AUGUSTA — Gov. Paul LePage denied on Tuesday that he told donors at a GOP fundraiser that President Barack Obama “hates white people.”
The governor’s administration has refused to talk to the Bangor Daily News about the alleged comments and said the governor had spoken with reporters around noon. A video posted Tuesday by WCSH, the Portland NBC affiliate, showed the governor leaving his office and brushing reporters off.
“I never said that, and you guys are all about gossip,” LePage said in the video.
Someone who attended the event told the BDN on Monday that the governor made the comment during remarks critical of the Affordable Care Act, the president’s health care reform law, at a party fundraiser in Belgrade on Aug. 12.
“It was a typical, off the cuff, off the script, Paul LePage comment,” one attendee, who preferred to remain anonymous because of fear of political reprisals, told the Bangor Daily News on Monday.

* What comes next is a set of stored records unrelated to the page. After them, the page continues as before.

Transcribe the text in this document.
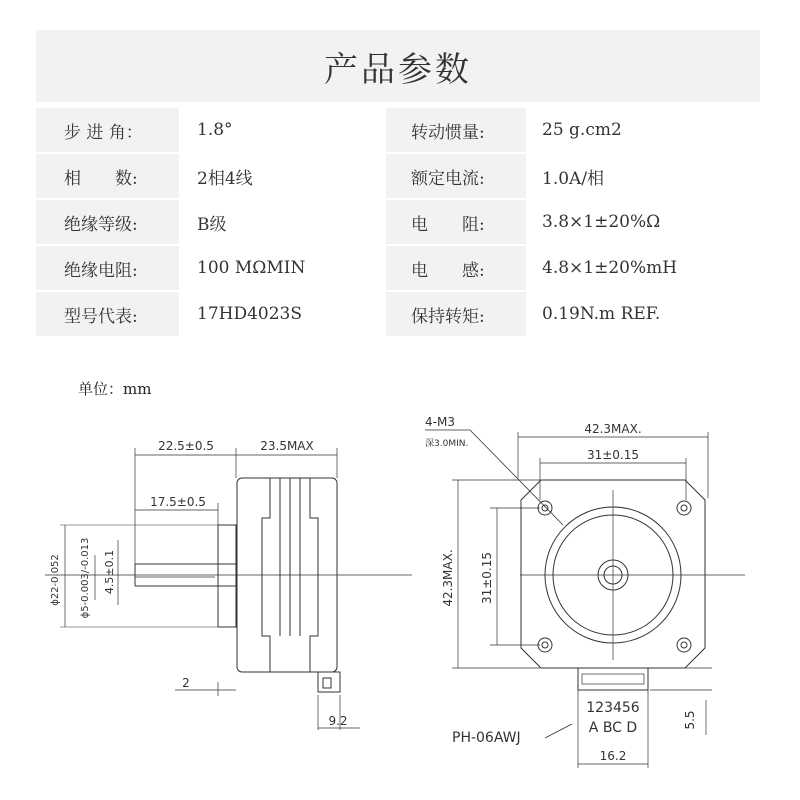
产品参数
步 进 角：	1.8°	转动惯量:	25 g.cm2
相　　数:	2相4线	额定电流:	1.0A/相
绝缘等级:	B级	电　　阻:	3.8×1±20%Ω
绝缘电阻:	100 MΩMIN	电　　感:	4.8×1±20%mH
型号代表:	17HD4023S	保持转矩:	0.19N.m REF.
单位：mm
22.5±0.5	23.5MAX
17.5±0.5
ϕ22-0.052 ϕ5-0.003/-0.013 4.5±0.1
2
9.2
4-M3
深3.0MIN.
42.3MAX.
31±0.15
42.3MAX. 31±0.15
123456
A BC D
PH-06AWJ
16.2
5.5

LePage’s alleged statement about Obama also was confirmed by two Republican lawmakers who were at the event, according to the Portland Press Herald, which first reported the allegation.
Sources close to the governor have avoided questions about whether LePage made the statement. LePage’s spokeswoman, Adrienne Bennett, and communications director, Peter Steele, on Tuesday refused to answer questions about the remarks.
During an appearance on The WGAN Morning News on Tuesday morning, LePage political adviser Brent Littlefield — who was not at the fundraiser — worked hard to avoid saying whether the governor made the statement. He also would not say whether he had asked the governor directly about the comment, although he was pressed repeatedly by the show’s hosts. Littlefield told the Bangor Daily News on Monday that he was “not aware of any specific comments” made by the governor.
The GOP fundraiser also was meant to serve as a welcome party for Rick Bennett, newly elected chairman of the State Republican Party.
Bennett has confirmed the governor spoke about the president and about race.
“[LePage] said President Obama had an opportunity to unify the country on race, but didn’t do anything,” Bennett said Monday. When asked whether the governor remarked about the president and white people, Bennett said, “I didn’t hear that.”
Other attendees interviewed by the BDN said they didn’t hear the governor say anything offensive but also said they were not present for all the governor’s comments.
“I never heard him say anything like that,” said Lisa Fortier, who hosted the fundraiser at her home with her husband, John. “I was in the kitchen. I was feeding everybody. I never heard the comment that people say he made.”
Also present at the party was Maine House Minority Leader Kenneth Fredette, R-Newport, who said he was “in-and-out” of the fundraiser and didn’t hear the comment in question.
Most other lawmakers remained quiet on the issue. Representatives for Maine’s Republican lawmakers said legislators would refrain from commenting on what may or may not have happened at a private event.
“This was at a private fundraiser, said in someone’s home, and we’ll have to refer to the governor’s office about what was said,” said Jim Cyr, spokesman for Maine Senate Republicans, on Tuesday. “I think the setting matters. This was in somebody’s home in an event that wasn’t open to the public.”
David Sorensen, spokesman for Maine House Republicans, also said those legislators “would not comment on unsourced remarks.”
Meanwhile, some Democrats called on the governor and their Republican counterparts to speak up.
“There’s a lot of good Republicans who need to screw up a little courage,” said state Democratic Party Chairman Ben Grant. “We don’t need further condemnation of Paul LePage. That’s happened in great volume over the past three years, but it’s time for others to stand up and say, ‘This is not who we are.’ I think it would be great to see that from the GOP.”
It would not be the first time the governor had made controversial comments involving Obama. During the 2010 gubernatorial campaign, LePage told a group of fishermen that if he were elected, “You’re going to be seeing a lot of me on the front page, saying ‘Governor LePage tells Obama to go to hell.’”
In 2011, shortly after LePage’s inauguration, he told the NAACP and other critics to “kiss my butt” after the group criticized the governor for not attend a ceremony commemorating Martin Luther King Jr.